The use of LCA is already ‘business as usual’ at Rijkswaterstaat, ProRail and some large municipalities for contracting large GWW works.
In such tenders, tenders are also selected on the basis of their MKI. In that case, all tenderers are asked to draw up an LCA on which award may take place. However, there are several solutions imaginable.
For example, in the case of contracts where products and/or services are purchased for longer term, ‘monitoring’ is conceivable. In this way, the supplier is challenged to continuously improve over the years in order to contribute to the circular ambitions.
LCA is also a strategic tool par excellence. It can be used for basic choices such as expected longevity, lease/buy decisions etc. Here are some examples of LCA applications as a decision-making tool:
|Hotspot Analysis||Determine which purchasing categories deserve the most attention||A footprint organisation containing the main purchasing categories (important: completeness of the analysis)|
|Scenario Analysis||Determine which strategic solution direction delivers the most||Comparative footprint analysis of different solutions (this is important: correct assumptions for different scenarios)|
|MKI question||Determine which tenderer has the lowest environmental impact||Lca by each tenderer (this is important: comparability between different providers)|
|MKI monitoring||Encourage continuous improvement among suppliers, for example on the basis of Monitoring||Periodic LCA measurement by supplier, for example annually (this is important: consistency scope)|
Not everyone is equally familiar with the preparation of LCAs and interpreting the results.

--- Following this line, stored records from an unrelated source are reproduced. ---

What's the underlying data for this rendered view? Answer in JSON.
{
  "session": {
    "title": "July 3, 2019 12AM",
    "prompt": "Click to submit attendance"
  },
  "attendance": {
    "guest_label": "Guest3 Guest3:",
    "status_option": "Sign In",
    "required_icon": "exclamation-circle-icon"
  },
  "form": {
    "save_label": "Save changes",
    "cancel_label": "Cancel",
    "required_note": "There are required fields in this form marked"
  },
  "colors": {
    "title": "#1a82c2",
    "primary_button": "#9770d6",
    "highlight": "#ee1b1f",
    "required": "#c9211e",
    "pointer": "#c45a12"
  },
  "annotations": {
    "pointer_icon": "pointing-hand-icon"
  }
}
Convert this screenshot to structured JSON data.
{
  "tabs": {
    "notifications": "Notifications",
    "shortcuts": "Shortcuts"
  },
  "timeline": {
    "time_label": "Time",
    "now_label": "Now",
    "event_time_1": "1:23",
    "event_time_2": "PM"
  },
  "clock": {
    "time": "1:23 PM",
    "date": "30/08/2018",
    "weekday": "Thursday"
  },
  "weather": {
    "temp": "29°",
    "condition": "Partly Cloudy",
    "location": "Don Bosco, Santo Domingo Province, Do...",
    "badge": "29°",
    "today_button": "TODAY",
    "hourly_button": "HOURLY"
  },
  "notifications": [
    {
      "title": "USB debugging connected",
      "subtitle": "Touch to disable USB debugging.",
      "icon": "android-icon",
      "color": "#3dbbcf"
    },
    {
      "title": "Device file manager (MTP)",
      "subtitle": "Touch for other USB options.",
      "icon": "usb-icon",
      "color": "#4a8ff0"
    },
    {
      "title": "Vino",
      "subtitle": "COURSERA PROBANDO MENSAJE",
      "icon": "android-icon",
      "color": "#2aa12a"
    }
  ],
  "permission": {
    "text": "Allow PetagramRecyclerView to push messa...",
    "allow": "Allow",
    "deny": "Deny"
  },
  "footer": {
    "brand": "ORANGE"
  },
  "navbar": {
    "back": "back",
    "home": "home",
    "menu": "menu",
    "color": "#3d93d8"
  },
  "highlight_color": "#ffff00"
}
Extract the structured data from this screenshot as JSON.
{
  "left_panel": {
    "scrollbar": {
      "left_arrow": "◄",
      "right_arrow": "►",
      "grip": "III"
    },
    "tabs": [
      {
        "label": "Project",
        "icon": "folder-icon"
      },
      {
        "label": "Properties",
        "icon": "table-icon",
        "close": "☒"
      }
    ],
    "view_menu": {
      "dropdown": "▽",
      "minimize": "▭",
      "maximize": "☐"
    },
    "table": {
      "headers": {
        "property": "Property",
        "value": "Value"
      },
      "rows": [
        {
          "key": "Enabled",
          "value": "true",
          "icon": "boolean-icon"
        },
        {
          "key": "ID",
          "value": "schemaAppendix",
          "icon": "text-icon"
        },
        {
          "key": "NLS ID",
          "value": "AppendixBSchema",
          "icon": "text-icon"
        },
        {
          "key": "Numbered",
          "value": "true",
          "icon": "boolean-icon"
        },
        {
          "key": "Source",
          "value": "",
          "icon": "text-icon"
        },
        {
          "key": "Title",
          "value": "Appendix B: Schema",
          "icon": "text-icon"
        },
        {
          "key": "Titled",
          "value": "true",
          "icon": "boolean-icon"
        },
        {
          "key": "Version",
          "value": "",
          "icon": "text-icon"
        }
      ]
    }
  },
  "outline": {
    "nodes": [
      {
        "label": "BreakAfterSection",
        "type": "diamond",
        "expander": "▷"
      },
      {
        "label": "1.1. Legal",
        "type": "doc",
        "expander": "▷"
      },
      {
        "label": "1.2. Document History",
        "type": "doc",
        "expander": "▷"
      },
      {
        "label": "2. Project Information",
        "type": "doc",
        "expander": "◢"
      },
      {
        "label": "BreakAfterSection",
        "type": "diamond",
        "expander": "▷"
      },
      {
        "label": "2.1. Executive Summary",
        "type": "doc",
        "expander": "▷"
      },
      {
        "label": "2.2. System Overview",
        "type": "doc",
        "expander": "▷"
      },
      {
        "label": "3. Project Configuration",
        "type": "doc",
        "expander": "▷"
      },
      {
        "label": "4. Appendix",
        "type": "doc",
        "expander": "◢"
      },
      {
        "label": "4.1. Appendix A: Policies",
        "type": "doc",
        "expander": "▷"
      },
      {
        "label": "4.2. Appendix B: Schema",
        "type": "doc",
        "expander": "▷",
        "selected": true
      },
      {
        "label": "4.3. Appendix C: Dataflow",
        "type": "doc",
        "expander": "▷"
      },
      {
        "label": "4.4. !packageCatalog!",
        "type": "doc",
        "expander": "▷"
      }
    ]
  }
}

Although the discipline has evolved into a full field, not every purchaser will be familiar with all foot angels & clamps. If governments decide to deploy the LCA instrument, it is important to understand the added value and limitations of the instrument and what is necessary to properly request things in a tender, for example.
Of course, this should be taken to find the right balance between minimizing the administrative burden (costs) and realizing valuable and reliable insights that can be usefully used in decision-making. In this way, the LCA instrument can be optimally used in the realization of circular initiatives.